UN Experts and Prominent Women Urge Iran to Halt Execution of Zahra Tabari
UN experts and over 400 prominent women have called on Iran to stop the execution of Zahra Tabari, a 67-year-old electrical engineer and women's rights activist. Tabari was arrested in April and accused of collaborating with the banned People's Mojahedin Organization of Iran (PMOI). In October, she was convicted of armed rebellion by a Rasht Revolutionary Court in a trial that lasted under 10 minutes via video link.
Tabari's family has stated that the verdict was based on extremely limited and unreliable evidence, including a cloth bearing the words "Woman, Resistance, Freedom" and an unpublished audio message. UN special rapporteurs have highlighted serious violations of international law in the case, citing her arrest without a judicial warrant, solitary confinement for a month, denial of effective legal representation, and an unusually brief hearing.

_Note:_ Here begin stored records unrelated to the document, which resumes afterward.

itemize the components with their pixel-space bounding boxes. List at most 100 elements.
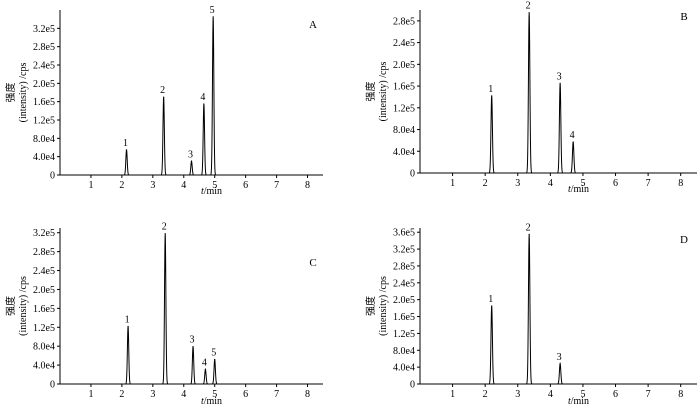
peak-label: 1 [488, 84, 493, 95]
y-tick-label: 2.8e5 [393, 16, 415, 27]
peak-label: 5 [211, 347, 216, 358]
x-axis-var: t [568, 396, 571, 407]
x-tick-label: 4 [548, 389, 553, 400]
peak-apex [204, 368, 207, 370]
x-tick-label: 7 [646, 178, 651, 189]
peak-label: 1 [488, 294, 493, 305]
x-tick-label: 3 [150, 389, 155, 400]
x-axis-var: t [201, 186, 204, 197]
x-axis-unit: /min [571, 184, 589, 195]
peak-label: 5 [210, 5, 215, 16]
x-tick-label: 6 [243, 180, 248, 191]
x-tick-label: 7 [646, 389, 651, 400]
x-tick-label: 2 [119, 389, 124, 400]
y-tick-label: 8.0e4 [393, 125, 415, 136]
x-tick-label: 7 [274, 180, 279, 191]
chromatogram-trace [449, 234, 691, 385]
x-tick-label: 5 [580, 178, 585, 189]
y-tick-label: 1.6e5 [33, 97, 55, 108]
y-tick-label: 2.0e5 [393, 295, 415, 306]
peak-apex [528, 12, 530, 14]
y-tick-label: 4.0e4 [393, 147, 415, 158]
chromatogram-trace [449, 12, 691, 174]
x-axis-title: t/min [568, 184, 589, 195]
panel-letter: A [309, 19, 317, 31]
y-axis-title: 强度 (intensity) /cps [364, 276, 389, 336]
x-tick-label: 8 [305, 180, 310, 191]
peak-label: 3 [188, 149, 193, 160]
y-tick-label: 2.0e5 [393, 60, 415, 71]
y-tick-label: 1.2e5 [33, 116, 55, 127]
x-tick-label: 6 [243, 389, 248, 400]
x-axis-title: t/min [201, 186, 222, 197]
x-tick-label: 6 [613, 389, 618, 400]
y-axis-title-en: (intensity) /cps [378, 62, 389, 122]
panel-letter: C [309, 257, 316, 269]
y-tick-label: 2.8e5 [33, 247, 55, 258]
y-tick-label: 2.4e5 [393, 38, 415, 49]
x-axis-unit: /min [571, 396, 589, 407]
peak-apex [190, 160, 193, 162]
peak-apex [192, 346, 194, 348]
y-axis-title-en: (intensity) /cps [18, 276, 29, 336]
y-tick-label: 8.0e4 [393, 346, 415, 357]
y-tick-label: 2.0e5 [33, 285, 55, 296]
peak-apex [559, 363, 561, 365]
peak-apex [528, 233, 530, 235]
x-axis-title: t/min [568, 396, 589, 407]
x-tick-label: 7 [274, 389, 279, 400]
y-axis-title-en: (intensity) /cps [378, 276, 389, 336]
y-tick-label: 3.2e5 [33, 24, 55, 35]
panel-b: 1 2 3 4 5 6 7 8 0 4.0e4 8.0e4 1.2e5 1.6e5 2.0e5 2.4e5 2… [364, 1, 697, 195]
y-axis-title-cn: 强度 [4, 296, 17, 316]
peak-apex [203, 103, 205, 105]
y-tick-label: 2.0e5 [33, 79, 55, 90]
x-tick-label: 1 [88, 180, 93, 191]
peak-apex [163, 96, 165, 98]
x-axis-var: t [201, 396, 204, 407]
panel-c: 1 2 3 4 5 6 7 804.0e48.0e41.2e51.6e52.0e52.4e52… [4, 222, 323, 407]
x-axis-var: t [568, 184, 571, 195]
y-tick-label: 2.4e5 [33, 266, 55, 277]
x-tick-label: 5 [212, 180, 217, 191]
y-axis-title: 强度 (intensity) /cps [4, 276, 29, 336]
y-tick-label: 3.2e5 [33, 228, 55, 239]
y-tick-label: 0 [50, 171, 55, 182]
y-tick-label: 1.6e5 [393, 312, 415, 323]
peak-apex [214, 358, 216, 361]
peak-apex [212, 16, 214, 18]
x-tick-label: 5 [212, 389, 217, 400]
panel-letter: B [680, 11, 687, 23]
peak-apex [572, 141, 574, 143]
y-tick-label: 8.0e4 [33, 134, 55, 145]
x-tick-label: 1 [450, 178, 455, 189]
x-tick-label: 2 [483, 178, 488, 189]
x-tick-label: 6 [613, 178, 618, 189]
x-axis-title: t/min [201, 396, 222, 407]
peak-label: 4 [570, 130, 575, 141]
peak-apex [127, 325, 129, 327]
y-tick-label: 0 [410, 169, 415, 180]
chromatogram-trace [87, 16, 317, 176]
peak-label: 4 [200, 92, 205, 103]
x-tick-label: 8 [305, 389, 310, 400]
peak-label: 3 [190, 335, 195, 346]
x-tick-label: 2 [483, 389, 488, 400]
x-axis-unit: /min [204, 396, 222, 407]
y-tick-label: 4.0e4 [33, 152, 55, 163]
peak-apex [164, 233, 166, 235]
y-axis-title-cn: 强度 [364, 82, 377, 102]
peak-label: 4 [202, 357, 207, 368]
panel-a: 1 2 3 4 5 6 7 8 0 4.0e4 8.0e4 1.2e5 1.6e5 2.0e5 2.4e5 2… [4, 5, 323, 197]
peak-apex [125, 149, 128, 151]
y-tick-label: 2.8e5 [33, 42, 55, 53]
y-tick-label: 4.0e4 [393, 363, 415, 374]
x-tick-label: 3 [515, 389, 520, 400]
peak-label: 2 [160, 85, 165, 96]
x-tick-label: 4 [181, 180, 186, 191]
y-tick-label: 3.2e5 [393, 245, 415, 256]
x-tick-label: 3 [150, 180, 155, 191]
x-tick-label: 2 [119, 180, 124, 191]
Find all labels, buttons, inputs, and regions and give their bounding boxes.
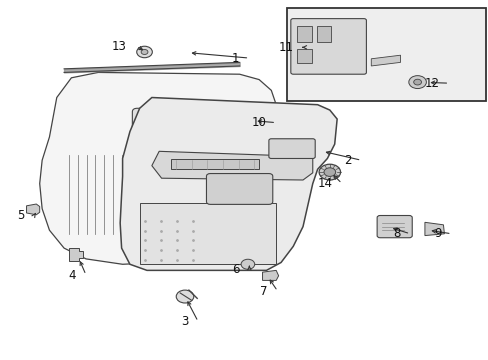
FancyBboxPatch shape: [132, 108, 229, 162]
Text: 7: 7: [260, 285, 267, 298]
Bar: [171, 159, 259, 169]
Polygon shape: [370, 55, 400, 66]
FancyBboxPatch shape: [147, 166, 224, 212]
Circle shape: [141, 49, 148, 54]
FancyBboxPatch shape: [376, 216, 411, 238]
FancyBboxPatch shape: [157, 212, 224, 252]
Bar: [287, 8, 485, 101]
Text: 14: 14: [317, 177, 331, 190]
Text: 6: 6: [232, 263, 239, 276]
FancyBboxPatch shape: [268, 139, 315, 158]
Circle shape: [166, 178, 195, 200]
Circle shape: [137, 46, 152, 58]
Bar: [297, 26, 311, 42]
Circle shape: [176, 290, 193, 303]
Text: 9: 9: [434, 227, 441, 240]
Circle shape: [319, 164, 340, 180]
Circle shape: [161, 121, 200, 149]
Bar: [140, 203, 276, 264]
Polygon shape: [69, 248, 82, 261]
Polygon shape: [120, 98, 336, 270]
Text: 4: 4: [69, 269, 76, 282]
Text: 3: 3: [181, 315, 188, 328]
FancyBboxPatch shape: [206, 174, 272, 204]
Text: 8: 8: [392, 227, 400, 240]
Text: 13: 13: [111, 40, 126, 53]
Circle shape: [408, 76, 426, 89]
Polygon shape: [26, 204, 40, 215]
Text: 5: 5: [17, 210, 24, 222]
Circle shape: [241, 259, 254, 269]
FancyBboxPatch shape: [290, 19, 366, 74]
Polygon shape: [262, 270, 278, 280]
Polygon shape: [40, 72, 276, 264]
Polygon shape: [152, 151, 312, 180]
Circle shape: [324, 168, 335, 176]
Circle shape: [413, 79, 421, 85]
Text: 1: 1: [232, 51, 239, 64]
Text: 2: 2: [344, 154, 351, 167]
Bar: [297, 49, 311, 63]
Text: 10: 10: [251, 116, 266, 129]
Text: 12: 12: [424, 77, 439, 90]
Circle shape: [170, 127, 191, 143]
Polygon shape: [424, 222, 444, 235]
Text: 11: 11: [278, 41, 293, 54]
Bar: [316, 26, 330, 42]
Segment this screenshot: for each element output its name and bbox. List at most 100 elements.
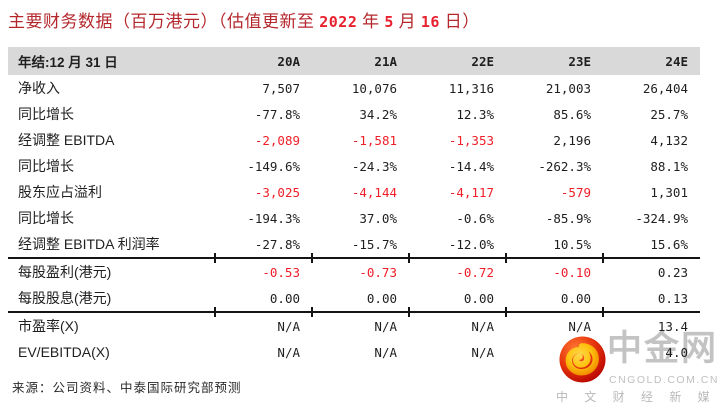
table-row: 同比增长 -77.8% 34.2% 12.3% 85.6% 25.7% [8,101,700,127]
cell: 1,301 [650,184,688,200]
cell: -262.3% [538,158,591,174]
table-row: 每股股息(港元) 0.00 0.00 0.00 0.00 0.13 [8,285,700,311]
column-tick [311,253,313,263]
column-tick [214,307,216,317]
row-label: 市盈率(X) [18,318,79,334]
cell: 0.00 [463,290,494,306]
cell: 10.5% [553,236,591,252]
cell: -0.6% [456,210,494,226]
column-header-24e: 24E [665,53,688,69]
title-text: 年 [357,12,385,31]
cell: 37.0% [359,210,397,226]
figure-title: 主要财务数据（百万港元）（估值更新至 2022 年 5 月 16 日） [8,7,480,32]
cell: 34.2% [359,106,397,122]
cell: 0.13 [657,290,688,306]
column-header-22e: 22E [471,53,494,69]
row-label: 经调整 EBITDA 利润率 [18,236,160,252]
table-row: EV/EBITDA(X) N/A N/A N/A 15 4.0 [8,339,700,365]
watermark-brand-name: 中金网 [607,329,719,368]
cell: -0.10 [553,264,591,280]
cell: 13.4 [657,318,688,334]
title-year: 2022 [319,13,358,31]
row-label: 经调整 EBITDA [18,132,115,148]
row-label: 每股盈利(港元) [18,264,112,280]
cell: 0.23 [657,264,688,280]
cell: N/A [471,344,494,360]
row-label: 净收入 [18,80,60,96]
table-row: 净收入 7,507 10,076 11,316 21,003 26,404 [8,75,700,101]
cell: 10,076 [351,80,397,96]
cell: 85.6% [553,106,591,122]
table-row: 市盈率(X) N/A N/A N/A N/A 13.4 [8,313,700,339]
section-divider [8,307,700,317]
column-tick [505,307,507,317]
cell: N/A [277,318,300,334]
watermark-tagline: 中 文 财 经 新 媒 体 [556,390,721,404]
cell: -1,353 [448,132,494,148]
cell: -85.9% [545,210,591,226]
column-tick [408,253,410,263]
column-tick [408,307,410,317]
cell: 4.0 [665,344,688,360]
header-year-end-label: 年结:12 月 31 日 [18,55,118,70]
table-row: 经调整 EBITDA -2,089 -1,581 -1,353 2,196 4,… [8,127,700,153]
row-label: EV/EBITDA(X) [18,344,110,360]
cell: -0.53 [262,264,300,280]
title-month: 5 [384,13,394,31]
table-row: 经调整 EBITDA 利润率 -27.8% -15.7% -12.0% 10.5… [8,231,700,257]
cell: N/A [471,318,494,334]
column-tick [214,253,216,263]
cell: -194.3% [247,210,300,226]
cell: 21,003 [545,80,591,96]
cell: 7,507 [262,80,300,96]
title-text: 主要财务数据（百万港元）（估值更新至 [8,12,320,31]
cell: -27.8% [254,236,300,252]
table-row: 同比增长 -149.6% -24.3% -14.4% -262.3% 88.1% [8,153,700,179]
column-tick [602,253,604,263]
cell: 2,196 [553,132,591,148]
cell: 4,132 [650,132,688,148]
column-tick [602,307,604,317]
cell: 0.00 [560,290,591,306]
cell: -1,581 [351,132,397,148]
cell: -24.3% [351,158,397,174]
cell: -0.73 [359,264,397,280]
cell: -324.9% [635,210,688,226]
title-text: 月 [393,12,421,31]
cngold-logo-icon [559,336,606,383]
cell: 25.7% [650,106,688,122]
cell: N/A [568,318,591,334]
cell: 12.3% [456,106,494,122]
cell: -4,117 [448,184,494,200]
cell: -15.7% [351,236,397,252]
section-divider [8,253,700,263]
row-label: 股东应占溢利 [18,184,102,200]
financial-table: 年结:12 月 31 日 20A 21A 22E 23E 24E 净收入 7,5… [8,47,700,365]
table-row: 同比增长 -194.3% 37.0% -0.6% -85.9% -324.9% [8,205,700,231]
column-header-23e: 23E [568,53,591,69]
cell: N/A [277,344,300,360]
cell: 15.6% [650,236,688,252]
table-row: 股东应占溢利 -3,025 -4,144 -4,117 -579 1,301 [8,179,700,205]
watermark-domain: CNGOLD.COM.CN [609,374,719,386]
cell: 26,404 [642,80,688,96]
cell: -14.4% [448,158,494,174]
title-day: 16 [420,13,440,31]
cell: -2,089 [254,132,300,148]
cell: 11,316 [448,80,494,96]
row-label: 同比增长 [18,106,74,122]
title-text: 日） [439,12,480,31]
cell: N/A [374,318,397,334]
column-header-20a: 20A [277,53,300,69]
table-row: 每股盈利(港元) -0.53 -0.73 -0.72 -0.10 0.23 [8,259,700,285]
row-label: 同比增长 [18,210,74,226]
source-note: 来源：公司资料、中泰国际研究部预测 [12,381,242,395]
cell: 88.1% [650,158,688,174]
cell: N/A [374,344,397,360]
cell: 0.00 [366,290,397,306]
row-label: 同比增长 [18,158,74,174]
row-label: 每股股息(港元) [18,290,112,306]
column-header-21a: 21A [374,53,397,69]
cell: -12.0% [448,236,494,252]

International law restricts the death penalty to the most serious crimes, and executing Tabari under these circumstances would be arbitrary and risk criminalizing women's activism for gender equality. More than 400 prominent women, including Nobel laureates and former presidents and prime ministers, have signed an appeal organized by Justice for the Victims of the 1988 Massacre in Iran, calling for her immediate release.
A separate case involves Pakhshan Azizi, a Kurdish rights activist facing the death penalty on the same charge, with concerns that her sentencing relates to refugee work. In Iran, there were at least 1,426 executions in the first 11 months of 2025, including 41 women, marking a 70% increase compared to the same period last year. Approximately half of these executions were related to drug offenses, and 53 involved national security offenses.